New data from the National Student Clearinghouse Research Center provides a final tally of the enrollment decline higher education saw during the spring term of 2021: Total college enrollment fell 3.5 percent from a year earlier, a shortfall of more than 600,000 students. That is seven times worse than the decline a year earlier.
But, as usual, the top-line number doesn’t tell the whole story. Some students, institutions, and parts of the country have fared worse than others — a trend that has persisted in the enrollment snapshots that the research center has released month by month throughout the spring.
For instance, male student enrollment continued to fall more than female student enrollment. Men declined by 5.5 percent, or 400,000 students, from a year ago. That’s compared with a drop of only 2 percent for women, or 203,000 students, according to the data.
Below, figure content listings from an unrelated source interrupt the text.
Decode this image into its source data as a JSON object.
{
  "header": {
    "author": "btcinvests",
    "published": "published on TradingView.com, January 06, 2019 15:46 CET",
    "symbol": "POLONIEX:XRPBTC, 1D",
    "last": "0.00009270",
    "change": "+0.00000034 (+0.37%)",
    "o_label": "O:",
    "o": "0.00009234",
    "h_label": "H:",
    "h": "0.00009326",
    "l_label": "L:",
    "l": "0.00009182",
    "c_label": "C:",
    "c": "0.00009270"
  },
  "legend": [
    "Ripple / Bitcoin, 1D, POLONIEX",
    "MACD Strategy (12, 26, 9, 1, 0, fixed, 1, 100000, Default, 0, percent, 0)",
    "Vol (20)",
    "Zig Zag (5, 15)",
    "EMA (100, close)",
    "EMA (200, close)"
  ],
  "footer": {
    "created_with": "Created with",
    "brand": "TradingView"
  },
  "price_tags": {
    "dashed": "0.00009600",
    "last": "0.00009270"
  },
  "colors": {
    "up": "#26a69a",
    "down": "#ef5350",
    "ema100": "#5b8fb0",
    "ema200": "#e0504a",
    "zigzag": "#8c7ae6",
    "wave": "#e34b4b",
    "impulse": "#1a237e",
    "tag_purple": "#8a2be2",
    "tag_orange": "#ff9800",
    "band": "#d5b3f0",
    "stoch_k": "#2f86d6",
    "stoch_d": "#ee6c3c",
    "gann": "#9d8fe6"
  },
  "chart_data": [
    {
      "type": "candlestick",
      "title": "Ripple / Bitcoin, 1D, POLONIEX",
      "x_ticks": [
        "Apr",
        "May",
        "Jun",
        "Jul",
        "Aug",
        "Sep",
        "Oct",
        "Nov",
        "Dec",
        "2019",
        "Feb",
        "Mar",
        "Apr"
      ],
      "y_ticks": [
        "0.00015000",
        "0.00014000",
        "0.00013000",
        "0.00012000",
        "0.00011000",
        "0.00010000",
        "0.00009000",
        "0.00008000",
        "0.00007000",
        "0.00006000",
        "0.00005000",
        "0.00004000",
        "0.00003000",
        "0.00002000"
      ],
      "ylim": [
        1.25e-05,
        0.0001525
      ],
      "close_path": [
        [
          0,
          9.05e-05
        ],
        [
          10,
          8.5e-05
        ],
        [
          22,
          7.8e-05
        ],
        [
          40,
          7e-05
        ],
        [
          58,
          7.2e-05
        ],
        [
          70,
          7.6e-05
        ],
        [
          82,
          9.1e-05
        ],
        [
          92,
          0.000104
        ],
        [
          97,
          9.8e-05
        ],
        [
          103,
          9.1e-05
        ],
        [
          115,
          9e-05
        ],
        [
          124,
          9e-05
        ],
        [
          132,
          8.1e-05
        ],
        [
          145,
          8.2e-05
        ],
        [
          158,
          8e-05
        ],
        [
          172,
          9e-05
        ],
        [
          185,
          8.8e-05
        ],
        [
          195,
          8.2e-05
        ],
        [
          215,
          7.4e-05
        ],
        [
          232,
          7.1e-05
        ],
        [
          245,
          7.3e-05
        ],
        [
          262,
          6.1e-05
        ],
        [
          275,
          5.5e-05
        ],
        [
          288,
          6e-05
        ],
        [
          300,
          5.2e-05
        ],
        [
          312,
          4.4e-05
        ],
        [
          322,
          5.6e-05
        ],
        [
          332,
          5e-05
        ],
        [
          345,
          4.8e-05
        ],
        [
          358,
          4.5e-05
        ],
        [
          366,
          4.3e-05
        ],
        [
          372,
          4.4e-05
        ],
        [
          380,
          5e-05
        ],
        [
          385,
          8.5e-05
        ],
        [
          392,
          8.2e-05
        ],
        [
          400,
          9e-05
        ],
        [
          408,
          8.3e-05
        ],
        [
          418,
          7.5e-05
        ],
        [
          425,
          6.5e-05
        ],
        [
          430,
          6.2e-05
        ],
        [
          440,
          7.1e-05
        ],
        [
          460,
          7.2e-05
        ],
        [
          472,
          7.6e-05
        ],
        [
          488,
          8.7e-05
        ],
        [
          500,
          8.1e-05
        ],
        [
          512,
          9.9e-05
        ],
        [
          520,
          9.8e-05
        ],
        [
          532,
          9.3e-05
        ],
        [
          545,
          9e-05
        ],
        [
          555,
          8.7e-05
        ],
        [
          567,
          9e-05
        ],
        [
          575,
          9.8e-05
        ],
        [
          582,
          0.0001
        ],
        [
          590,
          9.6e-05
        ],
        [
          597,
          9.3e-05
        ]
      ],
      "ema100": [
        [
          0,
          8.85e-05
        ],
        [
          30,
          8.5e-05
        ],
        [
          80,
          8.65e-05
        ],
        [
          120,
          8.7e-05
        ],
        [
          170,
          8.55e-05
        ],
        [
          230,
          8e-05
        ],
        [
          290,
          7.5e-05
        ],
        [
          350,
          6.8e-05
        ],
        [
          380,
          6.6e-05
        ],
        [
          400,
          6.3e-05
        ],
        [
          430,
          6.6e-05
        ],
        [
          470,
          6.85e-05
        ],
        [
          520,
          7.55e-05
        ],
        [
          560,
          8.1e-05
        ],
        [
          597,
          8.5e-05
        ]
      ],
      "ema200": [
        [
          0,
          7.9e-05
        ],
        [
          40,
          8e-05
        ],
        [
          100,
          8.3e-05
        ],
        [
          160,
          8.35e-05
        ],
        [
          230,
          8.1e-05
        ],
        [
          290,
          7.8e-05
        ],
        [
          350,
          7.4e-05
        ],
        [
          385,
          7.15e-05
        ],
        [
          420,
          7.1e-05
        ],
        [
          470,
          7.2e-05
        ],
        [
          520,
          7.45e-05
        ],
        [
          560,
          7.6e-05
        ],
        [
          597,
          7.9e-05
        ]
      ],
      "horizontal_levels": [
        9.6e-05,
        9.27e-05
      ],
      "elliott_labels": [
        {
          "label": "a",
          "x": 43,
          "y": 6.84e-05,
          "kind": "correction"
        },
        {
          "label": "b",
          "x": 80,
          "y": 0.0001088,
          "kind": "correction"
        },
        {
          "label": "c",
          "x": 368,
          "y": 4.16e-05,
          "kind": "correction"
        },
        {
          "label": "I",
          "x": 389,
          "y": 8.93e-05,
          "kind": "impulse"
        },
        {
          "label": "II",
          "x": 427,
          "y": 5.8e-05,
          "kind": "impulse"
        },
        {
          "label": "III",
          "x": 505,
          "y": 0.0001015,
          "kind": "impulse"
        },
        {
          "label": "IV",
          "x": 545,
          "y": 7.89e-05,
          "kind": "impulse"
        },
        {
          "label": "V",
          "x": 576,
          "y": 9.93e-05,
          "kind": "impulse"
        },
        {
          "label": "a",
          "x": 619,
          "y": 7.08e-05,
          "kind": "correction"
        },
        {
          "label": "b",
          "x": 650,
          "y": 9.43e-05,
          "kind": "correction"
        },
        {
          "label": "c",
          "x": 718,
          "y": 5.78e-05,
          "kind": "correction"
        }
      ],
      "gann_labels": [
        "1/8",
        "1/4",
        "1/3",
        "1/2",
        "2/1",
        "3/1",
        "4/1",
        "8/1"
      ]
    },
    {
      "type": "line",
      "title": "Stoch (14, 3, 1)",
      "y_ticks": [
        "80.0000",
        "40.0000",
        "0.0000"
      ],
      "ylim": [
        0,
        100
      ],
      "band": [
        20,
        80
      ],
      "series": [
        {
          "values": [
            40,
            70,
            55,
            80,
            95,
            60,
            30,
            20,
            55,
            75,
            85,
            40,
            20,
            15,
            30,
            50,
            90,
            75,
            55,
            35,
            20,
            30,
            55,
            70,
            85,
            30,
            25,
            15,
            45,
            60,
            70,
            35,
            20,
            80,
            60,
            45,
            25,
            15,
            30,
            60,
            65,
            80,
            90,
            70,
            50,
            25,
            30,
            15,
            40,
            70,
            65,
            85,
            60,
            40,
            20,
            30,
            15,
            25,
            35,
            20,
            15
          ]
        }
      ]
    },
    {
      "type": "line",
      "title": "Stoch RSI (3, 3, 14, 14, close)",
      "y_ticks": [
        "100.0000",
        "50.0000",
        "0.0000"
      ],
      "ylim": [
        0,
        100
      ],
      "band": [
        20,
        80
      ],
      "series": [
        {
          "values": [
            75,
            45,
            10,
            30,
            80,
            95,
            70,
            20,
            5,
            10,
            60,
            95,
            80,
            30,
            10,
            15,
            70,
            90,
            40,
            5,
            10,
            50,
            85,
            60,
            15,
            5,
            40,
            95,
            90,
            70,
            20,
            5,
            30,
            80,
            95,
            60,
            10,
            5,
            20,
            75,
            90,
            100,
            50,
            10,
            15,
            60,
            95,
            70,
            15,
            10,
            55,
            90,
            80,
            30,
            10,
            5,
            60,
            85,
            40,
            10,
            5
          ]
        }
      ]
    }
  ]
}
And while enrollment fell in almost every undergraduate major tracked by the research center, psychology, and computer and information science, were among the few bright spots at four-year institutions. Enrollment in those majors was up 4.8 percent and 3 percent, respectively, from a year ago.
The 3.5-percent figure in the latest report is the largest year-over-year decline since the research center began publishing enrollment data a decade ago. (Last fall’s decline was 2.5 percent, by comparison.) The spring’s final tally came in almost exactly between the center’s earlier figures for the semester: 4.2 percent in April and 2.9 percent in March.